Biofeedback first made waves in the medical community in the mid-1960s, when researchers in the US began to explore the likely effects of applying monitoring instruments into the mind-body feedback system — to determine whether, or not, one could learn to exert greater wilful control over it. The technique also enhanced its acceptance and credibility when Neal Miller trained laboratory rats to control certain glandular responses in his physiological and psychological laboratory at Rockefeller University. It did not, thereafter, take long for other findings to establish the proposition that one could manage and influence one’s somatic and behavioural patterns through biofeedback.

Research suggests that human beings can manipulate their EEGs, or electroencephalograph — an instrument used for recording electrical impulses produced by the brain — by changing their excitation levels. You can, for example, while viewing alpha waves — a slow ‘ripple’ that indicates normal relaxed brain activity — on an oscilloscope, modify them into high frequency patterns. The result is imminent. You become more alert and attentive. You can, likewise, prompt your heart to relax and, in the process, help release, or purge, your tensions. The inference is obvious — that one can, with biofeedback, help relax ‘oneself,’ including one’s heart muscles, while bringing down blood pressure levels over a period of time.

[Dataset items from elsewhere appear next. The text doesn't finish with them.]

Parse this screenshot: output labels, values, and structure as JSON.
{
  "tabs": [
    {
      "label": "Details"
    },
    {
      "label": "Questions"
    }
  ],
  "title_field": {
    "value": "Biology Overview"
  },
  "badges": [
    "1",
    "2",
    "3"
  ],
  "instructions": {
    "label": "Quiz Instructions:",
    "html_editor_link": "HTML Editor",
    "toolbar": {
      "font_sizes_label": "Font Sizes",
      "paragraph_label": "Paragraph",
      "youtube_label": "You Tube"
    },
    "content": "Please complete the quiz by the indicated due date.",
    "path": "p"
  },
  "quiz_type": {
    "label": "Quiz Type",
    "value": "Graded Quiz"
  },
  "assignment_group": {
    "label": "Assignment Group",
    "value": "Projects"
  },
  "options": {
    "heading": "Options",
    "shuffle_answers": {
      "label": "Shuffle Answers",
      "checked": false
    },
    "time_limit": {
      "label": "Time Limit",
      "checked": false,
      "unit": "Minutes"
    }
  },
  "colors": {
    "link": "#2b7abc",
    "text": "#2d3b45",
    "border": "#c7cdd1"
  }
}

Clinical studies suggest that biofeedback is more than useful in people who have recently had heart attacks. This is how it works. It teaches them to ease anxiety and the fear of the future — a major barrier to physical and emotional recovery.

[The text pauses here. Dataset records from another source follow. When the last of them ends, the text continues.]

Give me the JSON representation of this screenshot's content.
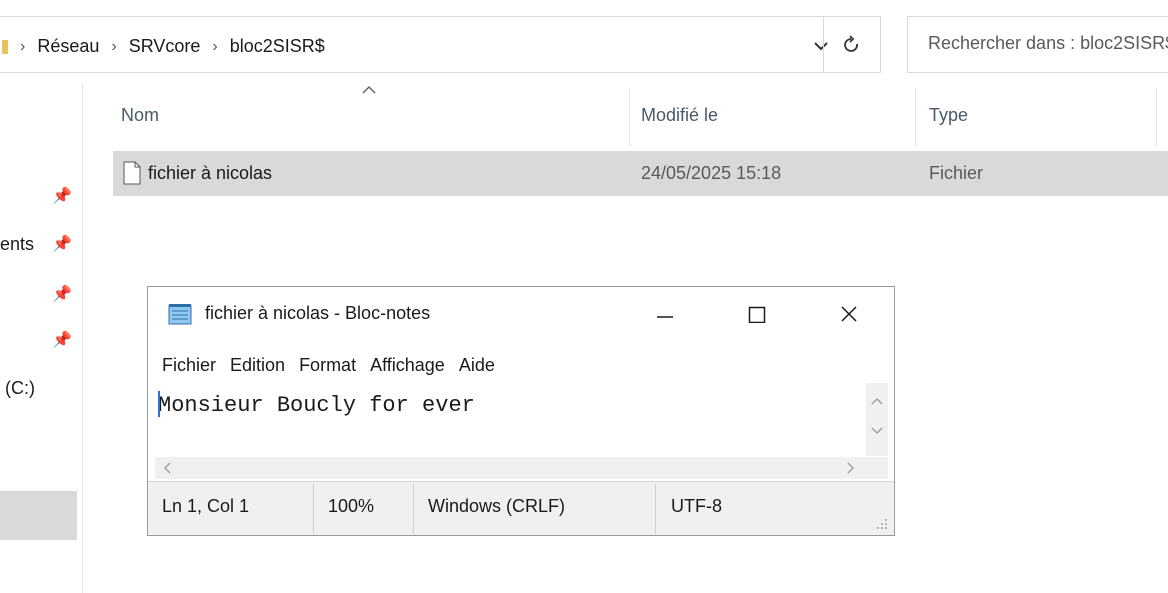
{
  "explorer": {
    "breadcrumb": [
      "Réseau",
      "SRVcore",
      "bloc2SISR$"
    ],
    "search_placeholder": "Rechercher dans : bloc2SISR$",
    "columns": {
      "name": "Nom",
      "modified": "Modifié le",
      "type": "Type"
    },
    "files": [
      {
        "name": "fichier à nicolas",
        "modified": "24/05/2025 15:18",
        "type": "Fichier"
      }
    ],
    "nav_items": {
      "documents_fragment": "ents",
      "drive_fragment": "(C:)"
    }
  },
  "notepad": {
    "title": "fichier à nicolas - Bloc-notes",
    "menu": [
      "Fichier",
      "Edition",
      "Format",
      "Affichage",
      "Aide"
    ],
    "content": "Monsieur Boucly for ever",
    "status": {
      "position": "Ln 1, Col 1",
      "zoom": "100%",
      "line_ending": "Windows (CRLF)",
      "encoding": "UTF-8"
    }
  },
  "colors": {
    "selection": "#d9d9d9",
    "border": "#d9d9d9",
    "caret": "#2a6ed6"
  }
}
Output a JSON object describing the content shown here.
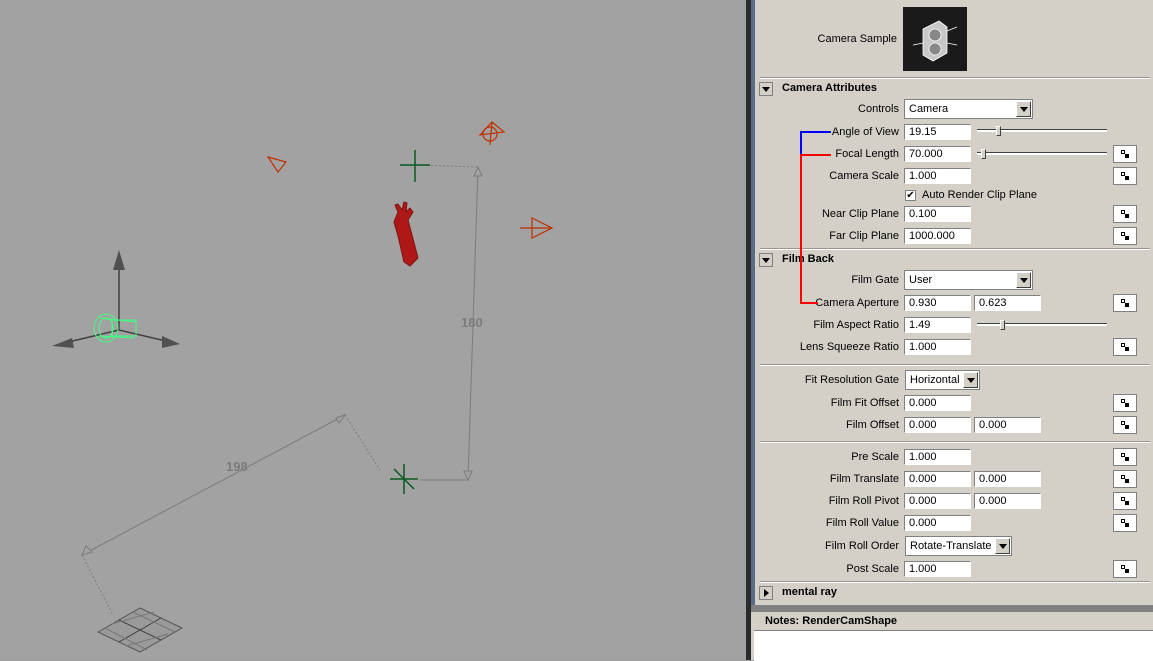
{
  "viewport": {
    "dimension_labels": [
      "180",
      "198"
    ]
  },
  "camera_sample": {
    "label": "Camera Sample"
  },
  "camera_attributes": {
    "title": "Camera Attributes",
    "controls_label": "Controls",
    "controls_value": "Camera",
    "angle_of_view_label": "Angle of View",
    "angle_of_view_value": "19.15",
    "angle_of_view_slider": 0.15,
    "focal_length_label": "Focal Length",
    "focal_length_value": "70.000",
    "focal_length_slider": 0.03,
    "camera_scale_label": "Camera Scale",
    "camera_scale_value": "1.000",
    "auto_render_label": "Auto Render Clip Plane",
    "auto_render_checked": "✔",
    "near_clip_label": "Near Clip Plane",
    "near_clip_value": "0.100",
    "far_clip_label": "Far Clip Plane",
    "far_clip_value": "1000.000"
  },
  "film_back": {
    "title": "Film Back",
    "film_gate_label": "Film Gate",
    "film_gate_value": "User",
    "camera_aperture_label": "Camera Aperture",
    "camera_aperture_x": "0.930",
    "camera_aperture_y": "0.623",
    "film_aspect_label": "Film Aspect Ratio",
    "film_aspect_value": "1.49",
    "film_aspect_slider": 0.18,
    "lens_squeeze_label": "Lens Squeeze Ratio",
    "lens_squeeze_value": "1.000",
    "fit_resolution_label": "Fit Resolution Gate",
    "fit_resolution_value": "Horizontal",
    "film_fit_offset_label": "Film Fit Offset",
    "film_fit_offset_value": "0.000",
    "film_offset_label": "Film Offset",
    "film_offset_x": "0.000",
    "film_offset_y": "0.000",
    "pre_scale_label": "Pre Scale",
    "pre_scale_value": "1.000",
    "film_translate_label": "Film Translate",
    "film_translate_x": "0.000",
    "film_translate_y": "0.000",
    "film_roll_pivot_label": "Film Roll Pivot",
    "film_roll_pivot_x": "0.000",
    "film_roll_pivot_y": "0.000",
    "film_roll_value_label": "Film Roll Value",
    "film_roll_value_value": "0.000",
    "film_roll_order_label": "Film Roll Order",
    "film_roll_order_value": "Rotate-Translate",
    "post_scale_label": "Post Scale",
    "post_scale_value": "1.000"
  },
  "mental_ray": {
    "title": "mental ray"
  },
  "notes": {
    "title": "Notes:  RenderCamShape"
  },
  "colors": {
    "viewport_bg": "#a2a2a2",
    "camera_icons": "#c03000",
    "locator": "#0a5a20",
    "selected_camera": "#40ff80",
    "blue_connector": "#0000ff",
    "red_connector": "#ff0000"
  }
}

It is also universally accepted that certain specific body functions that are controlled by the central nervous system can be measured hypothetically. In medical terms, such parameters are related to the contraction of voluntary muscles, skin temperature of the arms and legs, brain-wave activity, electrical conductivity of the skin, heart rate, blood pressure, and the rhythmic contractions of the intestine. This is what biofeedback precisely achieves through the use of small portable units and high-tech gadgets, while making it possible for a dialogue between the patient’s conscious mind and their physiology to synchronise and effect harmonious change with relative ease.

When biofeedback was comparatively a new technique, the recording equipment was often ‘hooked’ lightly to the area of one’s interest and connected to the biofeedback instrument by wires. This allowed the quiet electrical, or any other, activity to be evaluated — allowing for shifting numerical scores to emerge — all of them with the view of effectively measuring a sensation. A person, for example, would ‘visualise’ images that moved them for a particular purpose. Or, one could ‘connect’ to the sun warming them — while elevating the temperature of one’s hands made clammy by anxiety.

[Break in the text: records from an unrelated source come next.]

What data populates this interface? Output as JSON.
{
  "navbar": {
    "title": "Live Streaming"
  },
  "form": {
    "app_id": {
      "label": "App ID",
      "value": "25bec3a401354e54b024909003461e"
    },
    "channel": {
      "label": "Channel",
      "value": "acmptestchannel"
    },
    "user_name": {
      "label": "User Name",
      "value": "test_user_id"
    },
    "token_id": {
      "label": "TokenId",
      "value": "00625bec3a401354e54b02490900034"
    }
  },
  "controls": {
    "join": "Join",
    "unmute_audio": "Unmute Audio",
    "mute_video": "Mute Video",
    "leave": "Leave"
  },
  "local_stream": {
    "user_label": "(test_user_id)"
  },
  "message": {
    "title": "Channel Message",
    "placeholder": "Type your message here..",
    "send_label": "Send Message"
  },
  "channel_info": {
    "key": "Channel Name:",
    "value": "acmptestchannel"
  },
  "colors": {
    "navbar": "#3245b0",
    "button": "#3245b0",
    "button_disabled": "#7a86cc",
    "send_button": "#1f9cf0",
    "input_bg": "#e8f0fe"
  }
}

How does a typical biofeedback session work? This is, of course, subject to vary from one individual to the other — from 25-45 minutes, or more. The duration of treatment, likewise, is subject to differ. Most biofeedback practitioners suggest that treatment is best terminated, or suspended, when the patient has realistically worked, learned and promoted a habit strong enough to be incorporated into their self-image — one that has given the maximum benefit, or relief. They also aver that it would be more than helpful for the individual to understand when a ‘booster’ session is needed to derive better treatment outcomes, or results.

Biofeedback has, doubtless, proven its clinical efficacy in specific disorders, such as phobias, drug and alcohol abuse, headaches — especially migraines — sleep issues, torticollis, or wry neck, high blood pressure, pain syndromes, allergies and asthma, certain psychiatric conditions, such as anxiety and depression, irritable bowel syndrome [IBS], etc., where the treatment is a much preferred choice, not to speak of neuromuscular rehabilitation, particularly for early recovery following paralytic attack. What’s more, biofeedback has been successfully employed in space physiology. It helps astronauts to adapt themselves better to zero-gravity ‘blues.’